Keyla Salazar was remembered by her family as a "happy and resilient girl," who lovingly cared for her dogs "Cinnamon" and "Lucky," her cat "Rosie," her rabbit "Miss Jackson" and her guinea pig "Albert."
"Her tender smile and charismatic personality conquered everyone's heart. Her intelligence, her strength, her tenacity motivated everyone to move forward,” her family said in a statement released by the Archdiocese of San Jose.
About 200 people filled Our Lady of Guadalupe church in San Jose Tuesday as a white casket bearing Keyla's body was brought into the sanctuary and covered with handwritten farewell messages, according to the San Francisco Chronicle.
Keyla's funeral came three days after she would have celebrated her 14th birthday.
Her family said Keyla had endured being bullied, but "never lost her joy or happiness for life."
“She never gave up and continued to strive to achieve her academic goals. She was a girl who loved science and technology creating ingenious videos, making everyone laugh,” her family's statement read, adding that Keyla had dreamed of pursuing a career in animation.
Keyla and two others, including a 6-year-old boy, were killed just days before back-to-back mass shootings in El Paso, Texas, and Dayton, Ohio, left a combined 31 people dead and more than 50 injured.

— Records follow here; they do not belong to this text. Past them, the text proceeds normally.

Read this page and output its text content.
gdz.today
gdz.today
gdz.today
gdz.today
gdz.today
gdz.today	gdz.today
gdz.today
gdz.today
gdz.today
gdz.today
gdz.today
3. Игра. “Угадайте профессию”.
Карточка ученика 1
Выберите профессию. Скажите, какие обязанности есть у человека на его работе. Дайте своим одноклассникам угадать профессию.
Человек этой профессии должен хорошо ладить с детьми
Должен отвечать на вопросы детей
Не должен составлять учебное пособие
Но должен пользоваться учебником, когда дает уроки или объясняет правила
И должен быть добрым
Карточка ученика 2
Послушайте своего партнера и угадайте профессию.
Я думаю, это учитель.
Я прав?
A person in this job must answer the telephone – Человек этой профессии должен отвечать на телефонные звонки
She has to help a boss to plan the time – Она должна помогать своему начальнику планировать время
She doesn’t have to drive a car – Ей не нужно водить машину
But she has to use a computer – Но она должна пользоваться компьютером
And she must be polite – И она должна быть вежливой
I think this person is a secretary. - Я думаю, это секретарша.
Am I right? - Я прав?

She was killed on June 28 while attending the Gilroy Garlic Festival when 19-year-old Santino William Legan allegedly opened fire on festival-goers with an AK-47-style rifle.

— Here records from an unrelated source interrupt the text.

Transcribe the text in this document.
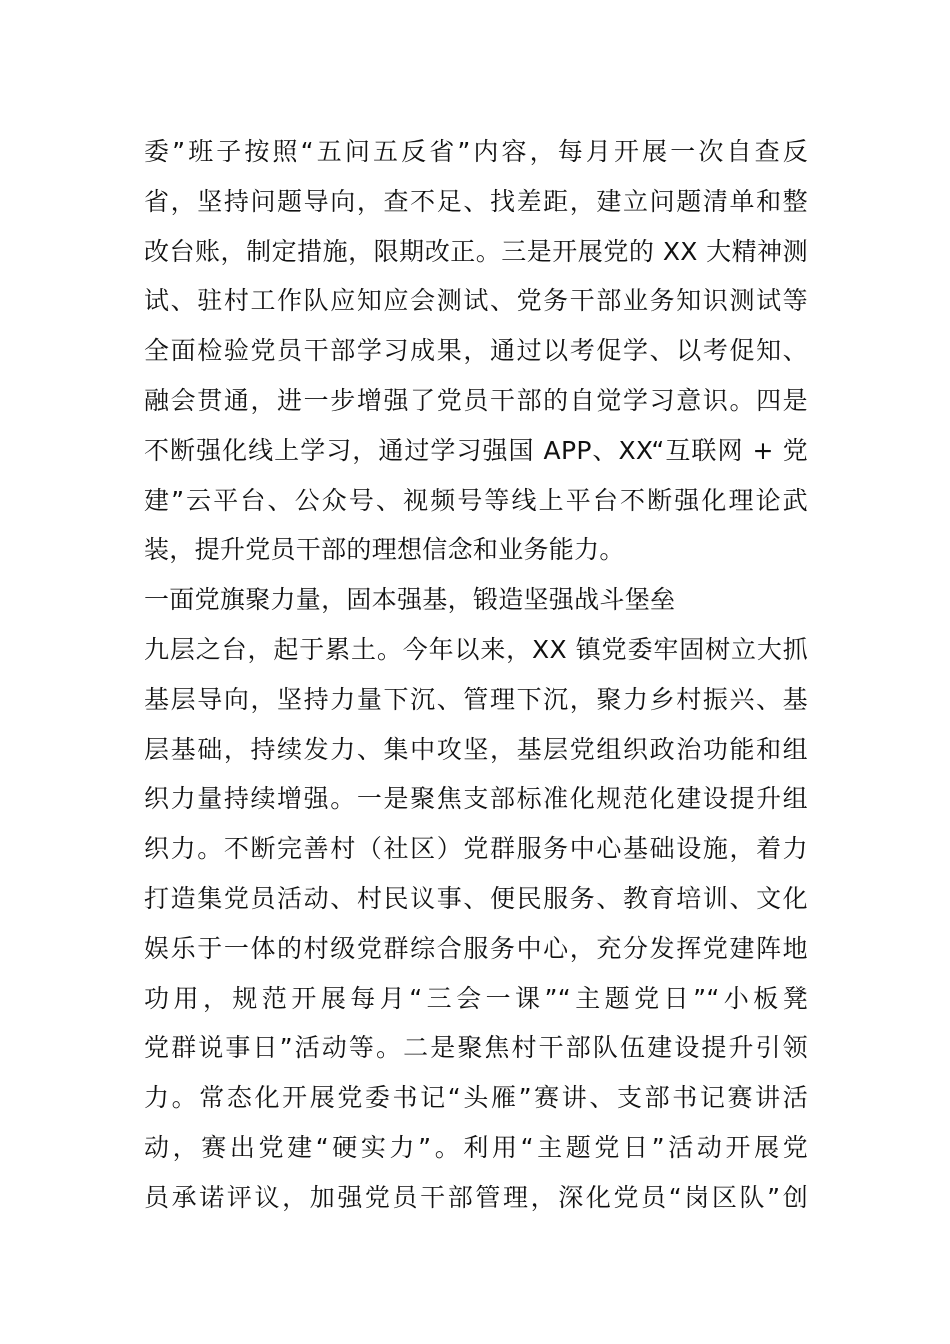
委”班子按照“五问五反省”内容，每月开展一次自查反
省，坚持问题导向，查不足、找差距，建立问题清单和整
改台账，制定措施，限期改正。三是开展党的 XX 大精神测
试、驻村工作队应知应会测试、党务干部业务知识测试等
全面检验党员干部学习成果，通过以考促学、以考促知、
融会贯通，进一步增强了党员干部的自觉学习意识。四是
不断强化线上学习，通过学习强国 APP、XX“互联网 + 党
建”云平台、公众号、视频号等线上平台不断强化理论武
装，提升党员干部的理想信念和业务能力。
一面党旗聚力量，固本强基，锻造坚强战斗堡垒
九层之台，起于累土。今年以来，XX 镇党委牢固树立大抓
基层导向，坚持力量下沉、管理下沉，聚力乡村振兴、基
层基础，持续发力、集中攻坚，基层党组织政治功能和组
织力量持续增强。一是聚焦支部标准化规范化建设提升组
织力。不断完善村（社区）党群服务中心基础设施，着力
打造集党员活动、村民议事、便民服务、教育培训、文化
娱乐于一体的村级党群综合服务中心，充分发挥党建阵地
功用，规范开展每月“三会一课”“主题党日”“小板凳
党群说事日”活动等。二是聚焦村干部队伍建设提升引领
力。常态化开展党委书记“头雁”赛讲、支部书记赛讲活
动，赛出党建“硬实力”。利用“主题党日”活动开展党
员承诺评议，加强党员干部管理，深化党员“岗区队”创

Two other people slain in the rampage were identified as 6-year-old Stephen Romero and 25-year-old Trevor Irby. Eleven people were wounded in the massacre.
Police responded to the shooting in minutes and fatally shot Legan during a gun battle, officials said.
Investigators are still searching for a motive in the Gilroy shooting.
Just hours after Keyla's funeral, officials from the Federal Bureau of Investigation (FBI) said they will open a domestic terrorism investigation into the Gilroy Garlic Festival shooting.
During a news conference Tuesday evening, John Bennett, special agent in charge of the FBI's San Francisco field office, said investigators uncovered evidence that Legan intended to target churches, religious groups, political parties and other organizations nationwide.
"The FBI and the Gilroy Police Department have uncovered a list of organizations on the suspect's digital media, that may have been potential targets of violence," Bennett said.
The suspect legally purchased the rifle used in the attack on July 9 at a gun shop in Fallon, Nevada, but illegally brought it into California, where such guns are banned, officials said.
Legan allegedly had a 75-round drum magazine -- with 71 rounds left in the drum -- and two 40-round magazines on his body when he was killed, said Gilroy Police Chief Scot Smithee.
In a statement released to ABC station KGO-TV in San Francisco, Legan's family said they are "deeply shocked and horrified by the actions of our son."
"To the families of Stephen Romero, Keyla Salazar, Trevor Irby, and to the injured that survived this tragedy, we cannot begin to describe our despair at his actions," the family's statement reads. "It is impossible to reconcile this with the son we thought we knew."